Convert to a Roth IRA
Remember, going into 2011, that “all individuals are able to convert existing IRAs (or workplace savings plans) to a Roth IRA,” according to Camille M. Gagliardi, senior financial adviser with Ameriprise Financial Services Inc. in West Hartford. The income limits that previously prevented individuals or couples with incomes of more than $100,000 from completing a conversion no longer exist. “There is now the potential for everyone to benefit from tax-free growth of earnings,” she says. What’s the appeal? “Perhaps the most attractive feature of a Roth IRA is that earnings grow on a tax-deferred basis and distributions are tax-free,” says Gagliardi. (Even better if you anticipate that your tax bracket will be higher than it is now by the time you begin withdrawing from your account.) Do keep in mind that taxes and penalties may apply if holding-period requirements are not met, she says.
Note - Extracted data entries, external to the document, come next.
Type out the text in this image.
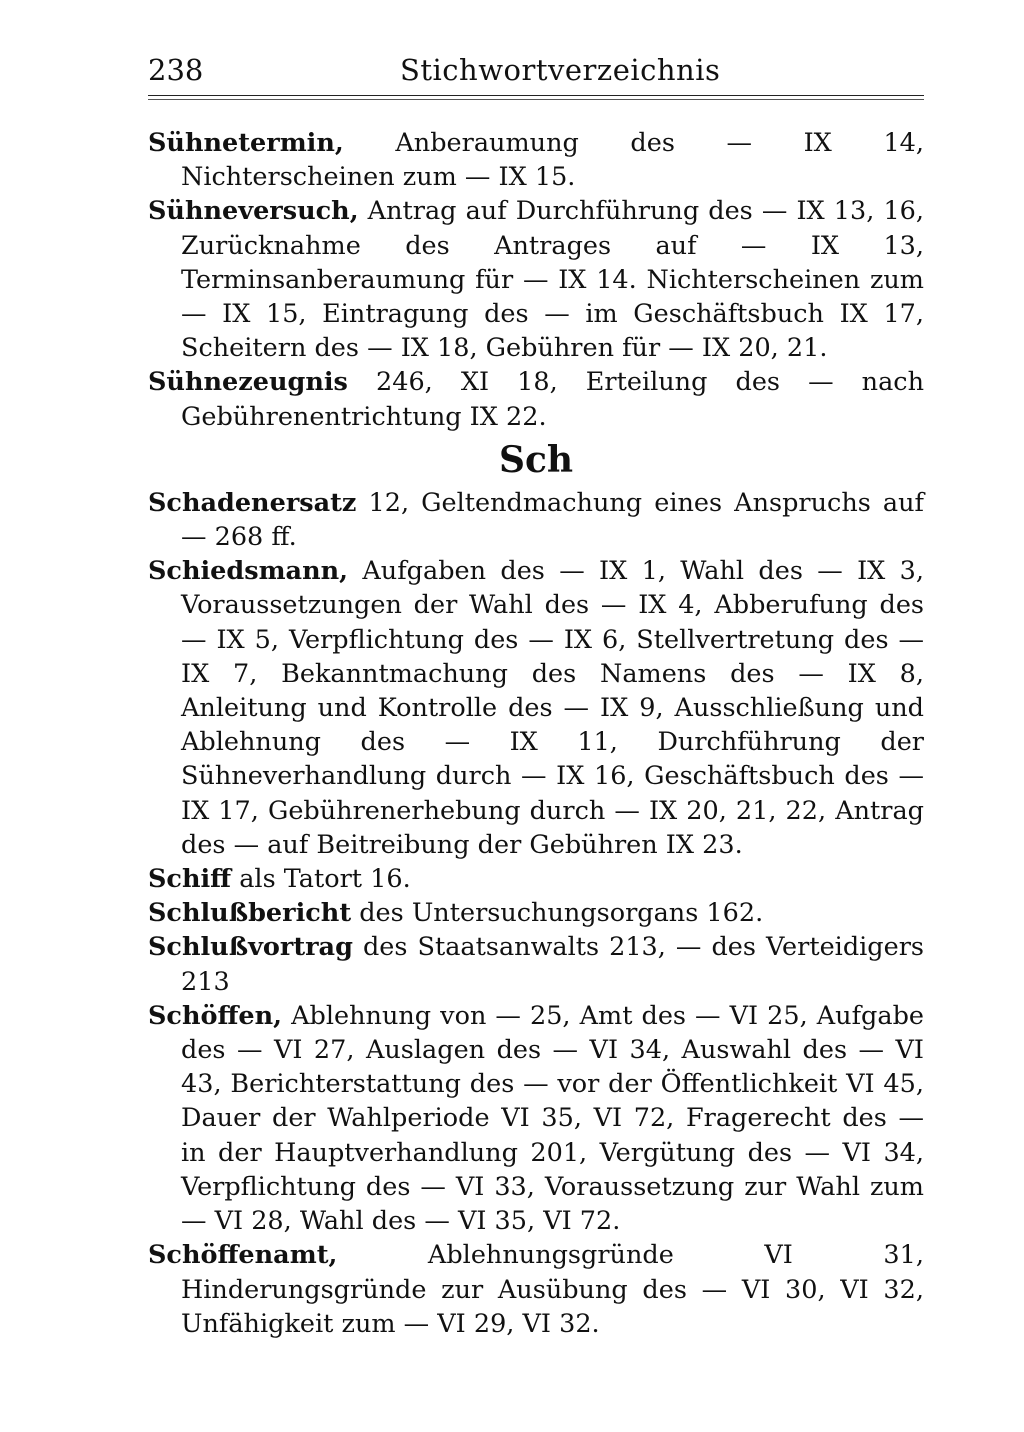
238	Stichwortverzeichnis

Sühnetermin, Anberaumung des — IX 14, Nichterscheinen zum — IX 15.

Sühneversuch, Antrag auf Durchführung des — IX 13, 16, Zurücknahme des Antrages auf — IX 13, Terminsanberaumung für — IX 14. Nichterscheinen zum — IX 15, Eintragung des — im Geschäftsbuch IX 17, Scheitern des — IX 18, Gebühren für — IX 20, 21.

Sühnezeugnis 246, XI 18, Erteilung des — nach Gebührenentrichtung IX 22.

Sch

Schadenersatz 12, Geltendmachung eines Anspruchs auf — 268 ff.

Schiedsmann, Aufgaben des — IX 1, Wahl des — IX 3, Voraussetzungen der Wahl des — IX 4, Abberufung des — IX 5, Verpflichtung des — IX 6, Stellvertretung des — IX 7, Bekanntmachung des Namens des — IX 8, Anleitung und Kontrolle des — IX 9, Ausschließung und Ablehnung des — IX 11, Durchführung der Sühneverhandlung durch — IX 16, Geschäftsbuch des — IX 17, Gebührenerhebung durch — IX 20, 21, 22, Antrag des — auf Beitreibung der Gebühren IX 23.

Schiff als Tatort 16.

Schlußbericht des Untersuchungsorgans 162.

Schlußvortrag des Staatsanwalts 213, — des Verteidigers 213

Schöffen, Ablehnung von — 25, Amt des — VI 25, Aufgabe des — VI 27, Auslagen des — VI 34, Auswahl des — VI 43, Berichterstattung des — vor der Öffentlichkeit VI 45, Dauer der Wahlperiode VI 35, VI 72, Fragerecht des — in der Hauptverhandlung 201, Vergütung des — VI 34, Verpflichtung des — VI 33, Voraussetzung zur Wahl zum — VI 28, Wahl des — VI 35, VI 72.

Schöffenamt, Ablehnungsgründe VI 31, Hinderungsgründe zur Ausübung des — VI 30, VI 32, Unfähigkeit zum — VI 29, VI 32.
Also remember that conversion to a Roth IRA from your traditional IRA or other eligible retirement plan will be taxable, so check with a tax adviser to determine the actual liability that would apply to your conversion. Camille M. Gagliardi, Ameriprise Financial Services Inc., West Hartford, (860) 313-1313.
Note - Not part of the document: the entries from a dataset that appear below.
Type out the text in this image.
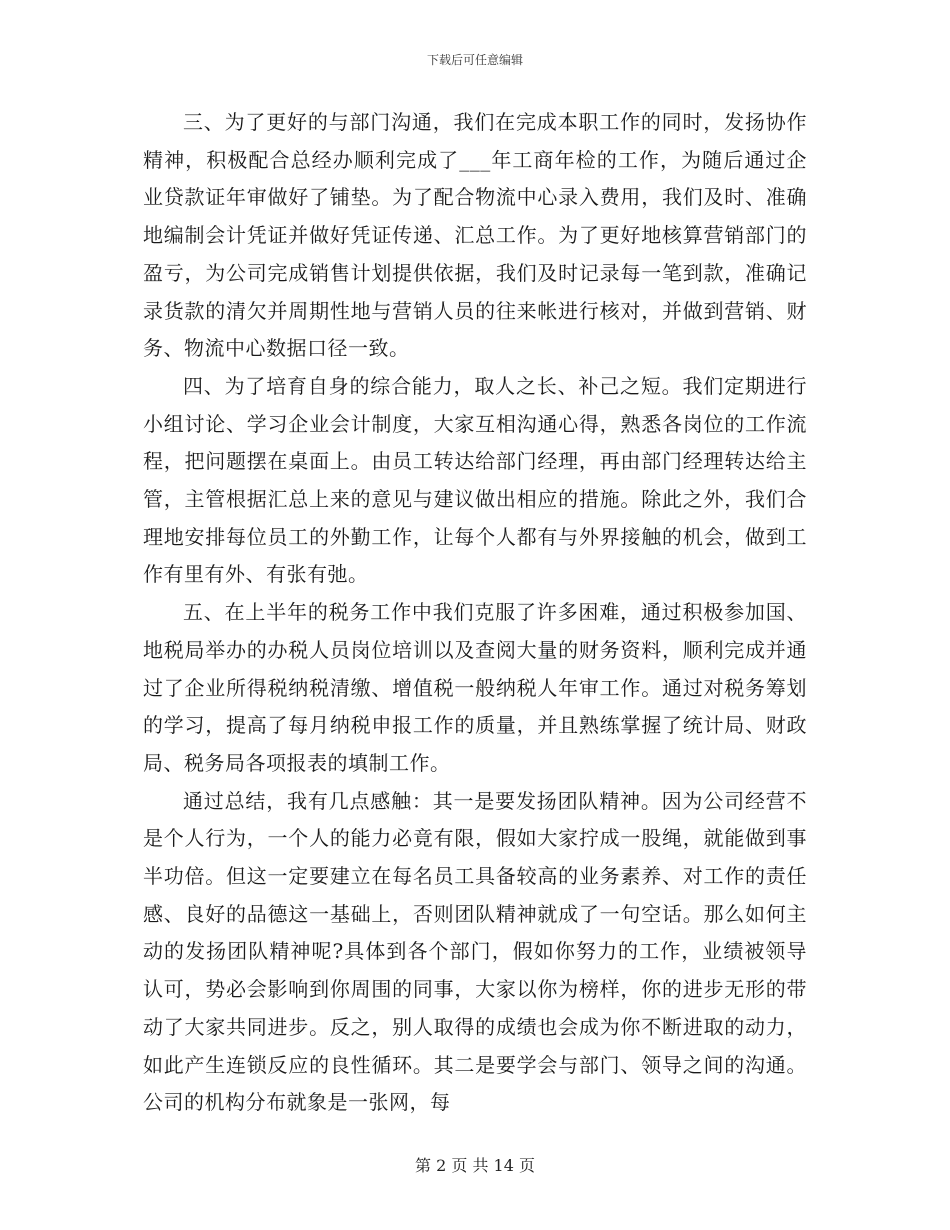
下载后可任意编辑

三、为了更好的与部门沟通，我们在完成本职工作的同时，发扬协作精神，积极配合总经办顺利完成了___年工商年检的工作，为随后通过企业贷款证年审做好了铺垫。为了配合物流中心录入费用，我们及时、准确地编制会计凭证并做好凭证传递、汇总工作。为了更好地核算营销部门的盈亏，为公司完成销售计划提供依据，我们及时记录每一笔到款，准确记录货款的清欠并周期性地与营销人员的往来帐进行核对，并做到营销、财务、物流中心数据口径一致。

四、为了培育自身的综合能力，取人之长、补己之短。我们定期进行小组讨论、学习企业会计制度，大家互相沟通心得，熟悉各岗位的工作流程，把问题摆在桌面上。由员工转达给部门经理，再由部门经理转达给主管，主管根据汇总上来的意见与建议做出相应的措施。除此之外，我们合理地安排每位员工的外勤工作，让每个人都有与外界接触的机会，做到工作有里有外、有张有弛。

五、在上半年的税务工作中我们克服了许多困难，通过积极参加国、地税局举办的办税人员岗位培训以及查阅大量的财务资料，顺利完成并通过了企业所得税纳税清缴、增值税一般纳税人年审工作。通过对税务筹划的学习，提高了每月纳税申报工作的质量，并且熟练掌握了统计局、财政局、税务局各项报表的填制工作。

通过总结，我有几点感触：其一是要发扬团队精神。因为公司经营不是个人行为，一个人的能力必竟有限，假如大家拧成一股绳，就能做到事半功倍。但这一定要建立在每名员工具备较高的业务素养、对工作的责任感、良好的品德这一基础上，否则团队精神就成了一句空话。那么如何主动的发扬团队精神呢?具体到各个部门，假如你努力的工作，业绩被领导认可，势必会影响到你周围的同事，大家以你为榜样，你的进步无形的带动了大家共同进步。反之，别人取得的成绩也会成为你不断进取的动力，如此产生连锁反应的良性循环。其二是要学会与部门、领导之间的沟通。公司的机构分布就象是一张网，每

第 2 页 共 14 页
Invest in dividend-paying stocks
Let’s face it, there have been better times. For many investors, “it’s tough to find income,” according to Valerie Dugan, senior vice president for wealth management, Morgan Stanley Smith Barney LLC, in Hartford. “With interest rates at record lows, cash and money-market funds are earning next to nothing. Even the yield on 10-year Treasuries is hovering around 3 percent [at press time].” And yet, investors who are willing to take on a bit more risk may want to consider another option: dividend-paying stocks. “After the recent market slump, some beaten-down blue chips have dividends as high as 4.5 percent—and those payouts may soon increase,” says Dugan. “Amid the recession, companies hunkered down and squirreled away money. Now they’re sitting on record piles of cash. At the end of the second quarter, 2010, nonfinancial companies in the S&P 500 had a collective $842 billion on their balance sheets, according to Standard & Poor’s.” The (potentially) great news? “With corporate profits roaring back, CEOs may just be willing to loosen their purse strings—and give more money back to shareholders in the form of higher dividends,” she says. Valerie Dugan, Morgan Stanley Smith Barney LLC, Hartford, (860) 275-0779.
Consider MLP securities
It may be time to think outside the box, according to Vaccaro of Westport Resources. At present, returns on bonds, CDs and money- market accounts are very low (no more than 3 percent), so people who are trying to live on these investments may not be able to cover expenses. “As an alternative, you might consider an array of higher-yielding securities, such as publicly traded Master Limited Partnerships,” says Vaccaro. These are securities usually tied to the transportation of energy products (oil, natural gas, propane), with distribution rates over 5 percent. Furthermore, he says, “A high percentage of these cash distributions are typically tax-deferred until you sell the security.” Of course, though “returns have been predictable in the past, there is no guarantee for the future,” Vaccaro notes. “Also, since they trade on the stock exchanges, the prices do change.”
A final word to the wise
Because financial advice can affect the overall performance of an investment, best practices dictate that advisers who recommend specific investment types should also disclose that they are recommending them to other clients. Similarly, they should disclose whether any current clients hold positions in those investment types.